Adidas in sin bin over price gouging
People are willing to pay top dollar to wear the same jerseys as their sporting heroes. While Americans are currently garbing their kids with MLB, NBA and NFL apparel for school season, Rugby World Cup season in New Zealand and a shady move by Adidas has angered the Kiwi public. According to Time magazine, Adidas has marked up the price for jerseys of the New Zealand rugby team, the All Blacks. The jerseys are being sold for NZ$220 (roughly $182), and they cost about NZ$8 to make. Oxfam, according to the New Zealand Herald, found workers who make the jerseys are paid as little as NZ60 cents a day. Fans, according to Stuff.co.nz, are boycotting Adidas jerseys and buying All Blacks gear through other manufacturers.
Markup a kick in the pants for retailers
Adidas isn’t alone. According to WCBD TV, an ABC affiliate for Charleston, S.C., the Lansing Journal of Lansing, Mich., found in 2009 that brand name and discount clothing stores were commanding extra-large markups on clothes. Sellers of high-end French clothing brands were charging a 250 percent markup on clothes, and discount chain Kohl’s was marking up jeans at 112 percent for a $22 pair. True Religion charges $300 for jeans, 300 percent over cost.
Some brands charge 500 to 1,000 percent more than wholesale, according to TopTenz.com. New York Magazine took a look in 2007 at Hennes & Mauritz, a Swedish chain of fashion stores that gets clothes from designer to shelves in rapid succession for a discount. New York magazine found the chain’s flagship store in the U.S., located in New York City, was charging a 50 to 70 percent markup on various items of clothing. According to Wisebread.com, the typical markup on designer jeans is usually 350 percent and markup on shoes is anywhere from 100 to 500 percent, depending on the retailer.
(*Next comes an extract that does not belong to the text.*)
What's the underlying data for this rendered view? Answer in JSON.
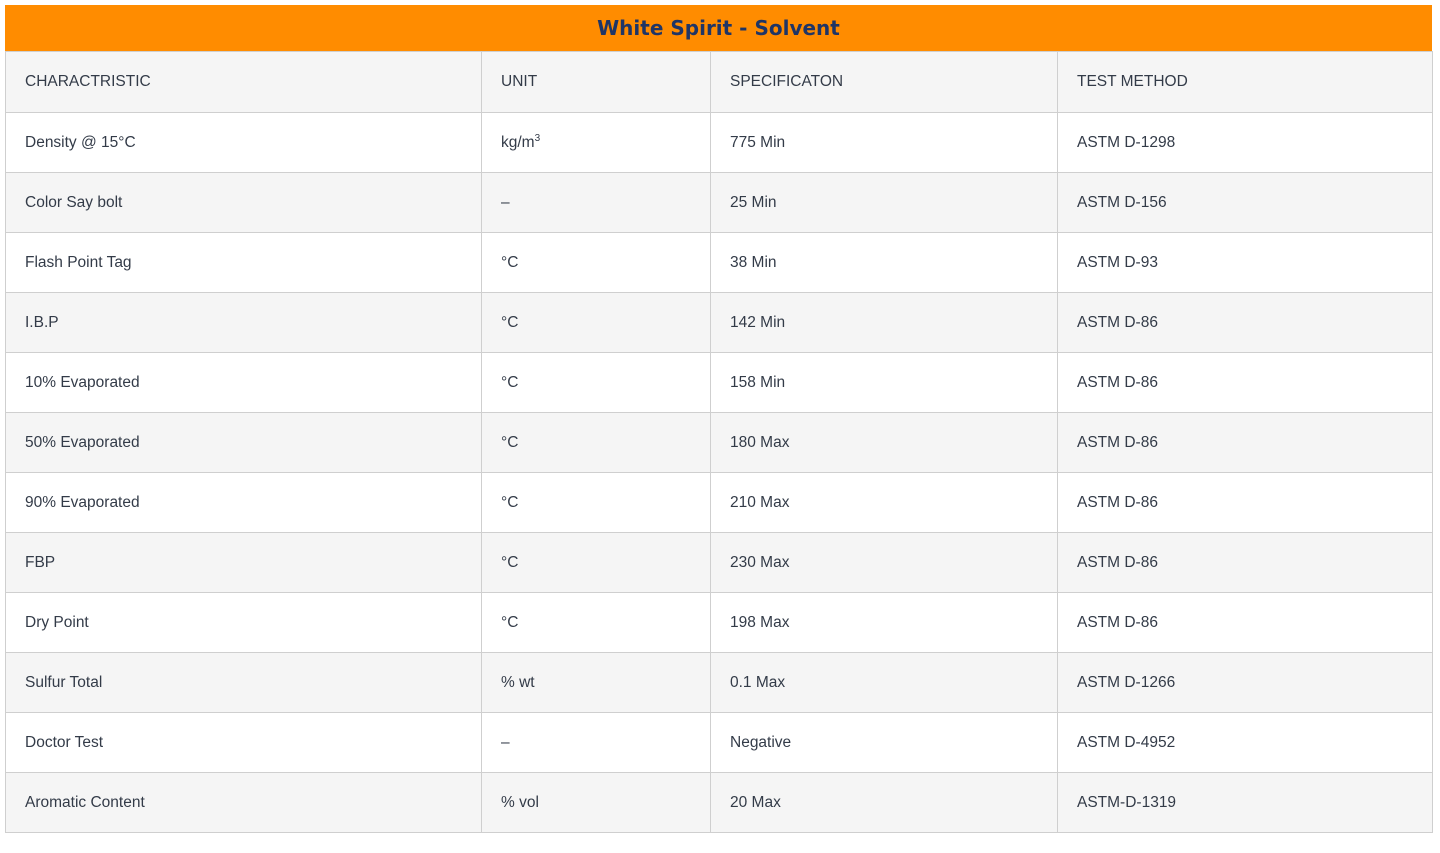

Boutique means beaucoup overcharging
The common thread seems to be that the trendier a store or brand is, the more the markup probably is. According to Boston Magazine, a usual markup is about 60 percent but “vertical” stores that source and design their own clothes, like The Gap, will pay $2 per fashionable turtleneck overseas and charge a lot more than that. The Wisebread post also points out stores like Kohl’s and JC Penney mark up clothing at 115 percent or less, with jeans being chronically overpriced. However, bear in mind that “cost” is deceptive; a shirt may cost less than $1 to make, but stores have to ship them and pay staff to sell them.